El trumpismo es una ideología política, un estilo de gobierno, un movimiento político y un conjunto de mecanismos para adquirir y mantener el poder asociado con el presidente de Estados Unidos, Donald Trump. Es una mezcla estadounidense del nacional-populismo, conservadurismo, neo-nacionalismo y populismo de derecha, además suele ser incluido dentro de los movimientos que promueven una democracia iliberal…

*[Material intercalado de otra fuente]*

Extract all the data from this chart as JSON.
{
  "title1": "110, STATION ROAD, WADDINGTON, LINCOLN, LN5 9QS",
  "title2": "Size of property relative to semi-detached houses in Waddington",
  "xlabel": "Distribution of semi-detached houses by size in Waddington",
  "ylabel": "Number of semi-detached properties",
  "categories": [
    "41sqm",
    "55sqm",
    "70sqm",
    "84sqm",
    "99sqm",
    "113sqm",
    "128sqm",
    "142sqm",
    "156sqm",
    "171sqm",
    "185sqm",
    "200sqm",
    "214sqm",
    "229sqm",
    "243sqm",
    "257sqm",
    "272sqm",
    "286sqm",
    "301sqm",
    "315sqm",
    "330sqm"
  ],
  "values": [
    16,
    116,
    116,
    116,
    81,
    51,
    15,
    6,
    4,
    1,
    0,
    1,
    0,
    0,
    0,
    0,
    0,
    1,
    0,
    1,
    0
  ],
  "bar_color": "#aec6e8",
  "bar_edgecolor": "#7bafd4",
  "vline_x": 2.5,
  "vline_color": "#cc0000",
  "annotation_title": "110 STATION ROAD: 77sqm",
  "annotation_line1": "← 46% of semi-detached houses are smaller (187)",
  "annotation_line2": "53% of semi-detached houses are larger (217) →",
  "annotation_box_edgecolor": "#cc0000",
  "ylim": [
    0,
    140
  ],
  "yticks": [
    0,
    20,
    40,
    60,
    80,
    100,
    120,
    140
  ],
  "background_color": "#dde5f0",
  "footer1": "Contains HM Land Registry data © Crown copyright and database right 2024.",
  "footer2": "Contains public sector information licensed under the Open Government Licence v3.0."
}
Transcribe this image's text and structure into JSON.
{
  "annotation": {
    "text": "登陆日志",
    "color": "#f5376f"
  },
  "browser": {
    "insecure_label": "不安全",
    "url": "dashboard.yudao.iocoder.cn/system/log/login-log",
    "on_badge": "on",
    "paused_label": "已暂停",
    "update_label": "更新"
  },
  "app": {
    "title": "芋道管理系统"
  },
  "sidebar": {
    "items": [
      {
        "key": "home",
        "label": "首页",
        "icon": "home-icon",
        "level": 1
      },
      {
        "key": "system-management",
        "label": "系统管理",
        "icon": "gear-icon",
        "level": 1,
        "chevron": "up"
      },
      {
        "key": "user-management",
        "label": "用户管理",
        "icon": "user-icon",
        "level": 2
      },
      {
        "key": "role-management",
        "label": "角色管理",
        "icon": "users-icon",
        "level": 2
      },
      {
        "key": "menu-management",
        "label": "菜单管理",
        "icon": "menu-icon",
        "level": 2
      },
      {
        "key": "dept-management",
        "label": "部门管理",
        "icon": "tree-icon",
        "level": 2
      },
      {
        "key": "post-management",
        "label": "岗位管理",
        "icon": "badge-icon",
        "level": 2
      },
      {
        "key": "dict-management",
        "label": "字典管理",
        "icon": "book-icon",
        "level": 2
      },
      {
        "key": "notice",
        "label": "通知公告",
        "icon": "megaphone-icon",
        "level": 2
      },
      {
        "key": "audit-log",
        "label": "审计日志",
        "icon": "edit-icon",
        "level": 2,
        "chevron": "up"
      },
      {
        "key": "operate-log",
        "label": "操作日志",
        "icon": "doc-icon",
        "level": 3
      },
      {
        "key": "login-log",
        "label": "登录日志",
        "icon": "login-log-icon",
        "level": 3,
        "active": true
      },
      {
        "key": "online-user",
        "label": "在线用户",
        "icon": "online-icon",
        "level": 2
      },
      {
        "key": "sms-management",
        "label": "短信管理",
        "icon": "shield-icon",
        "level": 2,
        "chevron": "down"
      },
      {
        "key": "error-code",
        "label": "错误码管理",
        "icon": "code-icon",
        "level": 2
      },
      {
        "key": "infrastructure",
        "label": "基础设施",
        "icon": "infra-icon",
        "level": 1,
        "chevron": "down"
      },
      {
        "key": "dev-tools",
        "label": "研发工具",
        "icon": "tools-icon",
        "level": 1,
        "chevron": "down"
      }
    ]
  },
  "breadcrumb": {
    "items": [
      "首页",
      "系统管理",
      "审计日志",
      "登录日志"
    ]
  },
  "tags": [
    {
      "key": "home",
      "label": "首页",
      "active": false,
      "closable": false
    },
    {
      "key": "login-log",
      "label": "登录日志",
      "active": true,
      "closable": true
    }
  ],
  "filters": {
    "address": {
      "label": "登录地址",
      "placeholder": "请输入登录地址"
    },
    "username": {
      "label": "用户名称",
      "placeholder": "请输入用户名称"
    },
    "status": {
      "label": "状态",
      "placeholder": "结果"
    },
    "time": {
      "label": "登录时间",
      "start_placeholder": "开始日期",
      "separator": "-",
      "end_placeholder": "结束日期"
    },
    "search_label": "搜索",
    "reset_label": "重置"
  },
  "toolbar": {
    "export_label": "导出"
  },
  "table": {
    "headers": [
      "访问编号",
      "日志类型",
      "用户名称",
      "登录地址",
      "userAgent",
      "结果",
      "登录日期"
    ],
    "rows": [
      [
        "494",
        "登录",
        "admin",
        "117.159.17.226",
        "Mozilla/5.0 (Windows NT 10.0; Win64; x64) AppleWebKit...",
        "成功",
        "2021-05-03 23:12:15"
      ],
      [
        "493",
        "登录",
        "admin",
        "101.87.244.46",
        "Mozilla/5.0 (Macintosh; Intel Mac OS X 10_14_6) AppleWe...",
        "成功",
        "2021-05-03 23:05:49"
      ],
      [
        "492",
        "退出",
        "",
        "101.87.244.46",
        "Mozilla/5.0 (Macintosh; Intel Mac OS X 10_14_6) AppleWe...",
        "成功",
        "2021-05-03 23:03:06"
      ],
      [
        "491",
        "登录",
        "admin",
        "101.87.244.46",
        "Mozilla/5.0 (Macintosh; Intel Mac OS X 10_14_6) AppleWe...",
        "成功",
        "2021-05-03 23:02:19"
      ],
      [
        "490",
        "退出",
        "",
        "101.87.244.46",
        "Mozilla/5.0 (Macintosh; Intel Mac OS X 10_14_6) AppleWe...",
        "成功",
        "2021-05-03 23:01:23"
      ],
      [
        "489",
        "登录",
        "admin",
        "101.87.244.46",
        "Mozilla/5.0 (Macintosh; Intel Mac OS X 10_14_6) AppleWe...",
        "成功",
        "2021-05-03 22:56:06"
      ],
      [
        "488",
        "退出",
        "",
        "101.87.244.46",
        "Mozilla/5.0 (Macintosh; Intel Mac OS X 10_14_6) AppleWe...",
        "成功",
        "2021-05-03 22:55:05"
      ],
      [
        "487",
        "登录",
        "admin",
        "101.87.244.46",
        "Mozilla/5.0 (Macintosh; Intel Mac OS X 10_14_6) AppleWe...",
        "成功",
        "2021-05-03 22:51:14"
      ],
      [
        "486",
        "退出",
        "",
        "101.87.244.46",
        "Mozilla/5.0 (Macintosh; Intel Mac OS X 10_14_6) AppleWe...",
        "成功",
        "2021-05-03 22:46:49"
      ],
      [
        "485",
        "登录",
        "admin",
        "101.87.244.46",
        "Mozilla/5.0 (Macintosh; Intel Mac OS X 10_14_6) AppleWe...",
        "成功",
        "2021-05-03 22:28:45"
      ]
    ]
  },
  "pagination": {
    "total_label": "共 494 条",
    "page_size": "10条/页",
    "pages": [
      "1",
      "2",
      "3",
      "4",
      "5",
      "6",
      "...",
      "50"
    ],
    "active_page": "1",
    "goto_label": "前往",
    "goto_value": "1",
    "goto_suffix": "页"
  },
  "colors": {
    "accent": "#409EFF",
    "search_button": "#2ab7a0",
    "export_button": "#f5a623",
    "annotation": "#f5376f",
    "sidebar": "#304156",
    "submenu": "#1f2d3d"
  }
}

Ergo, el trumpismo bien podría caer o calificar como una nueva y moderna forma de silogismo en el siglo XXI: el «silogismo político». Esta es una nueva forma de argumentar o debatir basada en tres premisas o juicios políticos: una premisa política mayor y una premisa política menor, que se formulan como «slogan político», y una conclusión, la cual se propone —no se deduce— de las dos premisas políticas. Por ello, también es un «slogan político», no una conclusión en el sentido estricto. ¡Es falaz! Un clásico ejemplo es:

Premisa política mayor: Hagamos grande a América (a través del esfuerzo conjunto de todos los ciudadanos, gobiernos y países de América).

Premisa política menor: Otra vez América (entra en crisis social y económica producto de las políticas de sus gobernantes).

Conclusión falaz: Hagamos grande a América, otra vez (falacia populista y demagógica acuñada por Donald Trump como «slogan político»).

Porque si fuera un silogismo aristotélico, sería algo como esto:

Premisa mayor: Hagamos grandes a los 35 países de América.

Premisa menor: Otra vez los 35 países de América se unen.

Conclusión: Hagamos grande a América, otra vez.